A university lecturer who was beaten by a gang of burglars is taking his fight over plans to close more than half of London’s police stations to the High Court.
Two judges will hear a judicial review action on Wednesday by Paul Kohler, who was left with severe facial injuries after a raid on his home in 2014.
His lawyers say his challenge is over plans by the London Mayor’s Office for Policing and Crime “to close 37 of the current 73 police stations across the capital”.
They said the move was announced by London’s Mayor Sadiq Khan in November 2017, following a consultation, “in a bid to make financial savings in response to the Government’s ongoing cuts to police funding”.
Mr Kohler, 59, believes the only reason he survived a brutal attack is because officers were able to get to his house from the local station in Wimbledon, south-west London, within eight minutes of the 999 call made by his daughter.
Lawyers for Mr Kohler will argue at a hearing in London before Lord Justice Lindblom and Mr Justice Lewis that the “original public consultation and consequent decision were legally flawed and unlawful”.
I do not believe the Mayor, Sadiq Khan, is addressing that issue by closing local police stations and removing officers from the communities they police. Paul Kohler
Mr Kohler, whose local station faces closure, said in a statement: “Many of the terrible events we have seen recently could not offer a more fitting reminder of the need to ensure police remain at the heart of London’s various communities.
“I do not believe the Mayor, Sadiq Khan, is addressing that issue by closing local police stations and removing officers from the communities they police.
“I predict the level of violence we are currently witnessing will become more commonplace as communities suffer by not having locally-based officers with locally-based knowledge who know the issues of a particular area and can often intervene before problems escalate.”
Mr Kohler added: “My judicial review has ensured that none of the 37 police stations earmarked for closure have yet been sold.

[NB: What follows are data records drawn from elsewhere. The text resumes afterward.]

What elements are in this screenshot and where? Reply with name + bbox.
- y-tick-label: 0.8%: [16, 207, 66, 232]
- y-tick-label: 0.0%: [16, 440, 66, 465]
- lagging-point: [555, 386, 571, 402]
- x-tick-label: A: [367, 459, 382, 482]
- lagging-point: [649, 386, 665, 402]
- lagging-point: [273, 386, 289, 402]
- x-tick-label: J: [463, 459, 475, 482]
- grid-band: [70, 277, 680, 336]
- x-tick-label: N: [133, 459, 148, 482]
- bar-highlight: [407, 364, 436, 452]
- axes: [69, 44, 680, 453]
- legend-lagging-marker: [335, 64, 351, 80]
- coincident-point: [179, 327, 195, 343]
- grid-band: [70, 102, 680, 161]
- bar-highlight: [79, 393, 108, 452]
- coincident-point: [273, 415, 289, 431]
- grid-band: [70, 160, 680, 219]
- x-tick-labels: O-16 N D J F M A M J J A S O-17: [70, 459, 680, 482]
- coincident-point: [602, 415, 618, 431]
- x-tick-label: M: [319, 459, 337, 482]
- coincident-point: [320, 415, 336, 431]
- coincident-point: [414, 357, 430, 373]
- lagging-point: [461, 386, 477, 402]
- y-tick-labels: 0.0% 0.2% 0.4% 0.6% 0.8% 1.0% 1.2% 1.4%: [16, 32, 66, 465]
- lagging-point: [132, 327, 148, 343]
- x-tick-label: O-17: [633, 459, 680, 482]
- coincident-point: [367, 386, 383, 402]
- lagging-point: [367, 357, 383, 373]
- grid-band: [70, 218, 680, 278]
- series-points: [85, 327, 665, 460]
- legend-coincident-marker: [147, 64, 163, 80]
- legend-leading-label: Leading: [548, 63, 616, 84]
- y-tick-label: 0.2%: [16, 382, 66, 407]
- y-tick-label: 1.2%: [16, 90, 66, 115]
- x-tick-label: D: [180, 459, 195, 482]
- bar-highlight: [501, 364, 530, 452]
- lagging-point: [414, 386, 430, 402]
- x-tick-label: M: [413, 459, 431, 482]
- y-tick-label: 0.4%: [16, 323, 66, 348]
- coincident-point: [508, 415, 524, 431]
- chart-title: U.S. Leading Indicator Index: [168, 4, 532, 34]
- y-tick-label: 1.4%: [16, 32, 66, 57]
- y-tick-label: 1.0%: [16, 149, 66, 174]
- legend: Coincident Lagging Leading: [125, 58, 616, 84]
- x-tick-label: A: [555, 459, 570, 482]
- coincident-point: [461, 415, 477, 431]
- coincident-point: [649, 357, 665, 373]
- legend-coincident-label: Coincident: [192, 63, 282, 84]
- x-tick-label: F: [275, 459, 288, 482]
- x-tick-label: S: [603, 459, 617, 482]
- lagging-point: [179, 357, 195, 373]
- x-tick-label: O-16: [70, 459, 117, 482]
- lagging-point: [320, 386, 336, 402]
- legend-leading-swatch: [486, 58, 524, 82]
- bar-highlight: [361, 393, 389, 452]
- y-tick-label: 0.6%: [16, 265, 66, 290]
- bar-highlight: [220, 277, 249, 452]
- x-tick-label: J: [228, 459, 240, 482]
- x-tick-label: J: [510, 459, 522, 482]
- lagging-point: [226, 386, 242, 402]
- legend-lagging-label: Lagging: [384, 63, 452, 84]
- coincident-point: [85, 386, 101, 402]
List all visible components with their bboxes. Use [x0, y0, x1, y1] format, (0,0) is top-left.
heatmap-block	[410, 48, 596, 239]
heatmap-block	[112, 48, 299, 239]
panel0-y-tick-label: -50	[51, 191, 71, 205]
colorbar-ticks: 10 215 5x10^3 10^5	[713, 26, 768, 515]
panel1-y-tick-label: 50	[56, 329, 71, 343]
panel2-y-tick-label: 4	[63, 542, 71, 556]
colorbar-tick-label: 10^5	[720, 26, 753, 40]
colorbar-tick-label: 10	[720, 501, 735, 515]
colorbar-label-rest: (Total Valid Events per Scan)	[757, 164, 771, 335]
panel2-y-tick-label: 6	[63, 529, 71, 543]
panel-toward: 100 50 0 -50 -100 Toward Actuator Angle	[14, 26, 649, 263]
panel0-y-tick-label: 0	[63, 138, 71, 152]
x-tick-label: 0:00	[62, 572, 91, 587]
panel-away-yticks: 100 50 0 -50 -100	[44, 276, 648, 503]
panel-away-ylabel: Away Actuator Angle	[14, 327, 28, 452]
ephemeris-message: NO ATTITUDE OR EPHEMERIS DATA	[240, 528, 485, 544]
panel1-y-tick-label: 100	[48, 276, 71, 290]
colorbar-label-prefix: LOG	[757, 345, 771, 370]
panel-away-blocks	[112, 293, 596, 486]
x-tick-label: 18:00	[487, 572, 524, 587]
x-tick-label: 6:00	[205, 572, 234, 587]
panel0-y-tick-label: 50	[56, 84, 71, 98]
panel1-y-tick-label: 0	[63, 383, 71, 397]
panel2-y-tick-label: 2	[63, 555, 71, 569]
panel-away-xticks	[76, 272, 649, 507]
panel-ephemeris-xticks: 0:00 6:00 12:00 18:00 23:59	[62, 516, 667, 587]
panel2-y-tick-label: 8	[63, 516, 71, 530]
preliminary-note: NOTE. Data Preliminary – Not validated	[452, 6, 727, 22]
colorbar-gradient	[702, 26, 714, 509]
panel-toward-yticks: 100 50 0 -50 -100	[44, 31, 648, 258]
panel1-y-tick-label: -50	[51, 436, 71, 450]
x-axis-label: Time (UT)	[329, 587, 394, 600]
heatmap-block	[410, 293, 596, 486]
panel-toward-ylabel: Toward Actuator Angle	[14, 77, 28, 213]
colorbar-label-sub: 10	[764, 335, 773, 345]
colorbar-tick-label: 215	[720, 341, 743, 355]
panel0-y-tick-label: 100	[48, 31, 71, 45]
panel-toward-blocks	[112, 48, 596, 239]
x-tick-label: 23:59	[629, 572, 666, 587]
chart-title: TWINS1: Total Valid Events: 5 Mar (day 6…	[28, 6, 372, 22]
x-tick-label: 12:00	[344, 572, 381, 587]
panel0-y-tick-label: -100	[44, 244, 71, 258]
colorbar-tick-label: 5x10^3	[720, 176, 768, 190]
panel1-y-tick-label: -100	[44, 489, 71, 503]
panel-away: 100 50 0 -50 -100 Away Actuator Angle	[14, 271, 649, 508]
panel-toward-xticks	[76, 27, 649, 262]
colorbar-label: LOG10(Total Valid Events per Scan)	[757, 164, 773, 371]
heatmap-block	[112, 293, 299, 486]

“There is consequently still time to save our police stations provided we win the case and the Mayor conducts a proper consultation that takes a more measured, evidence-based, approach to saving money whilst ensuring that Londoners are not put unduly at risk.”
His solicitor, Tessa Gregory, from law firm Leigh Day, said: “On behalf of our client we will be asking the court to both declare that the Mayor’s decision was unlawful and order the Mayor to review and reconsider that decision with an open mind, after having carried out a fresh and lawful consultation.”
The Mayor’s Office for Policing and Crime has previously said it is “committed to robustly defending these claims and the consultation process”.
A spokeswoman for the Mayor of London, Sadiq Khan, said: “The mayor robustly defends the challenge brought against the planned closure of police station counters and consultation process behind it.
“These closures are the result of cuts to the police budget since 2010, which have seen officer numbers drop below 30,000 for the first time in 15 years, meaning buildings had to be closed in order to save an additional £8 million-a-year and protect the frontline of policing as much as possible.
“4,000 Londoners submitted their views on the consultation on front counter closures. The views submitted during the consultation were carefully considered and some boroughs saw changes made as a result. Operational considerations were taken fully into account.
“Police officers are spending more time out on patrol in the areas they are needed most. More often than not they respond to calls while they are on patrol rather than from a police station so, while public concern about closing front counters is understandable, response times will not be affected by closure.”